The initiation of condemnation proceedings with respect to property, subject to an executory contract of sale, does not relieve the vendor from the obligation of his contract. Clarke v. L.I. Realty Co., supra. The effect of such proceedings is to convert the subject-matter of the contract into a claim for damages for its taking, and the position of the vendee with respect to such damages is the same as it was to the land before its condemnation. To hold otherwise would deprive the vendee of the benefit of his contract as he has no action for breach of the contract for the reason that the inability of the vendor to perform was caused by an act of the sovereign power. Whether the vendee may rescind the contract instead of claiming the damages occasioned by the taking of the land is not before us and we express no opinion on this question. Cf. Connell v. SavingsBank of Newport, 47 R.I. 60 and Reife v. Osmers, 252 N.Y. 320. *274

The respondents rely upon Allyn v. Prov., Warren BristolR.R. Co., 4 R.I. 457 and In re Southern New England R.R. Co.,39 R.I. 468. These cases are distinguishable from the instant case by the fact that there was no executory contract of sale involved, and deeds to the land were given after condemnation.

Maria Fuscellaro denied that her husband had authority to sign the contract of sale on her behalf. Although the trial justice made no direct finding on this question, a finding of lack of such authority was implied in the decision.

The respondent Maria contends that the decree is against the law in that there is no provision therein protecting her dower interest in the premises.

By the clear weight of authority a wife, although she has an inchoate right of dower in her husband's real estate, is not a necessary party in condemnation proceedings instituted and completed in her husband's lifetime and is not entitled to any part of the proceeds. It is an incident of land that it is liable to be taken for public uses and the owner is the only one protected by the constitutional provision that compensation must be made when land is so taken. The inchoate right of dower is too uncertain to admit of compensation in condemnation proceedings. The husband is the owner of the fee and as such is entitled to the compensation due for its taking. Flynn v. Flynn,171 Mass. 312; Moore v. Mayor, 8 N.Y. 110; French v. Lord,69 Me. 537; Mills on Eminent Domain, 2nd ed. § 71; Nichols on Eminent Domain, 2nd ed. p. 346; 5 A.L.R. 1347; 18 L.R.A. 68.

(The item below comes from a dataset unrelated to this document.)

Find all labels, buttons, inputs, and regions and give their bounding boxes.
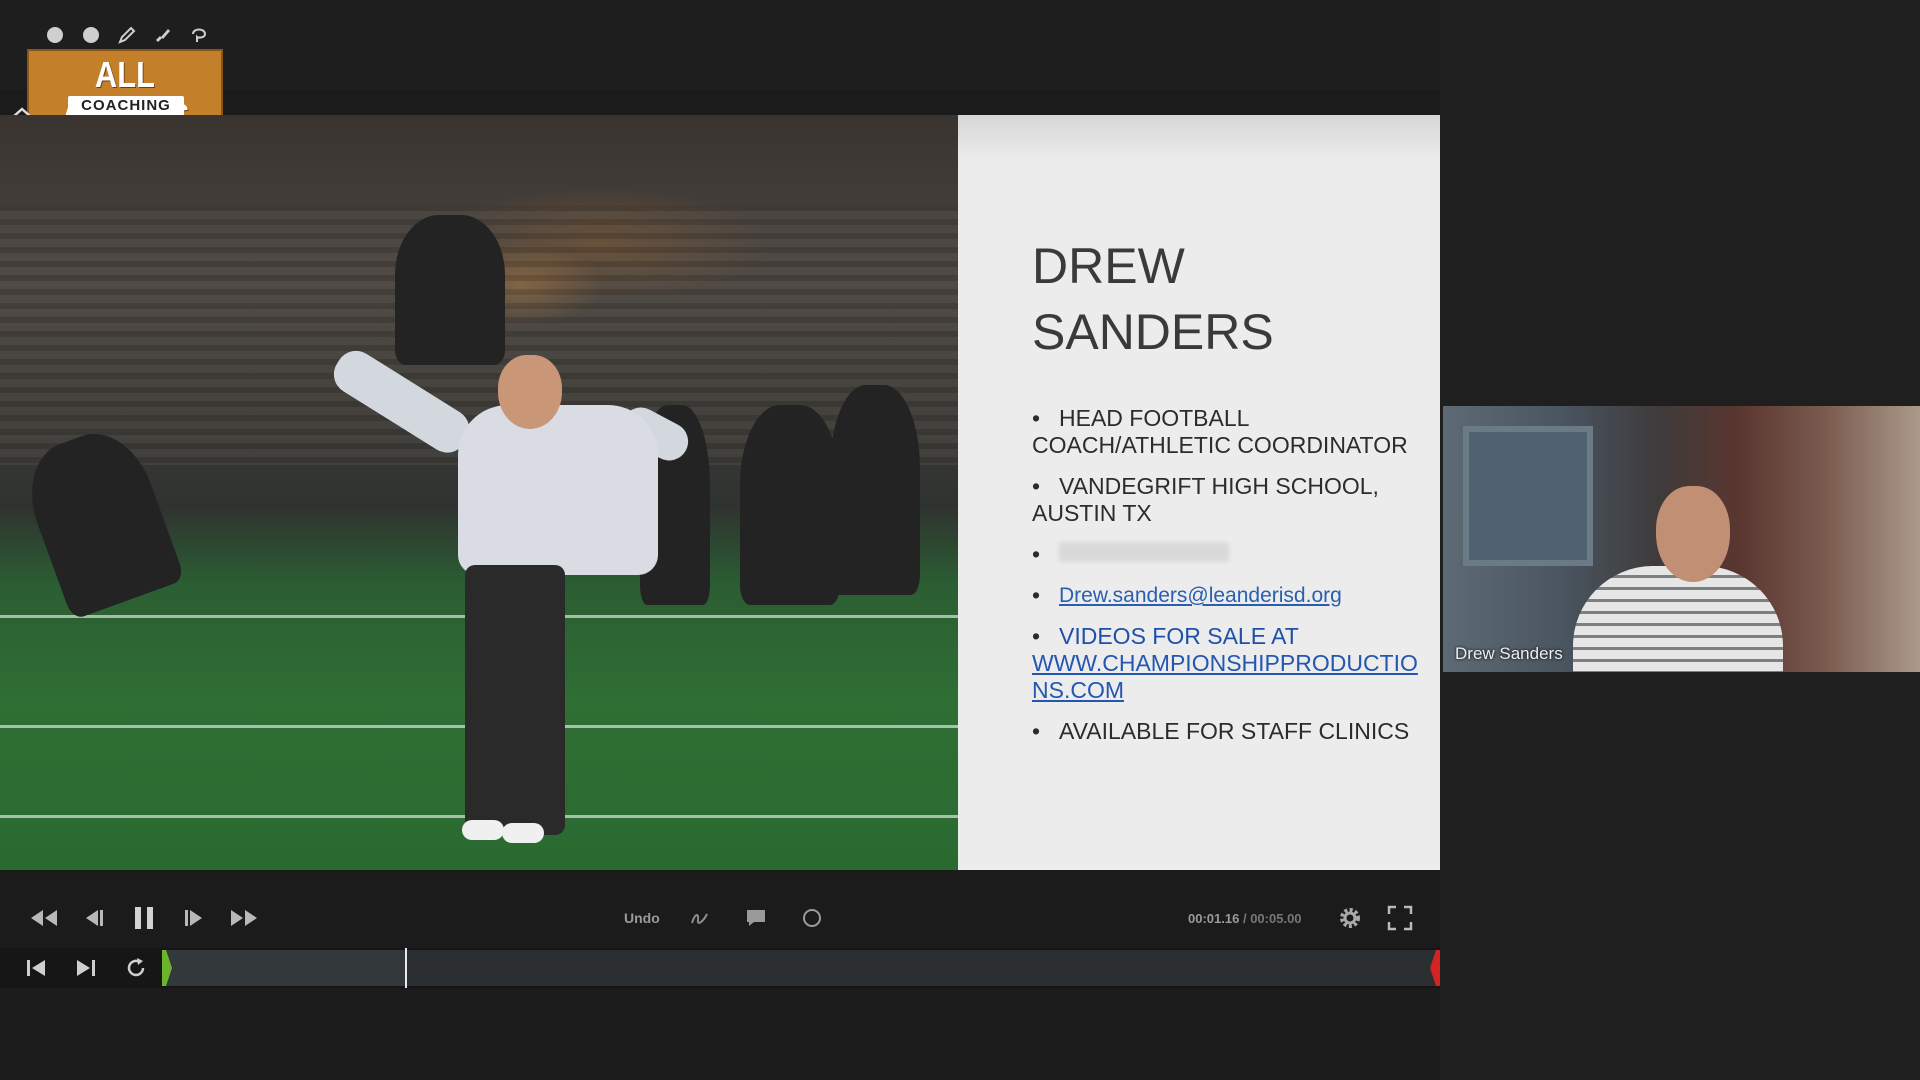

There is no merit in respondents' contention that the complainant has not proved his right to the amount given him by the decree. We are of the opinion that this question was settled by the stipulation above referred to. If this were not the intention of the parties, we can see no other reason why the stipulation was entered into. Complainant is not seeking damages for breach of contract but for the payment to him of that part of said sum of $15,246.42 *275 which represents the value of the four lots in question. As the respondent George settled with the city for the thirteen lots taken without making a separate settlement for the four lots involved in this suit, it was incumbent upon him — if such were the fact — to show that said lots were of less value than the other eleven lots involved in the condemnation proceedings.

In the Vona case the contract was for the purchase and sale of lots Nos. 69, 134, 141 and 151 on said Merchants Realty Plat. The trial justice found that lot No. 134 did not belong to the respondents and was included in the contract of sale by mistake. Lot No. 141 was not condemned. The complainant declined to accept a deed to this lot subject to the dower right of the wife of the respondent George Fuscellaro and relief was denied as to this lot. Lots Nos. 69 and 151 were among the thirteen lots referred to in the previous case and the complainant was given the same relief as to these lots as was given to the complainant in that case.

In each case the appeal of the respondents is denied and dismissed, the decree appealed from is affirmed and the cause is remanded to the Superior Court for further proceedings.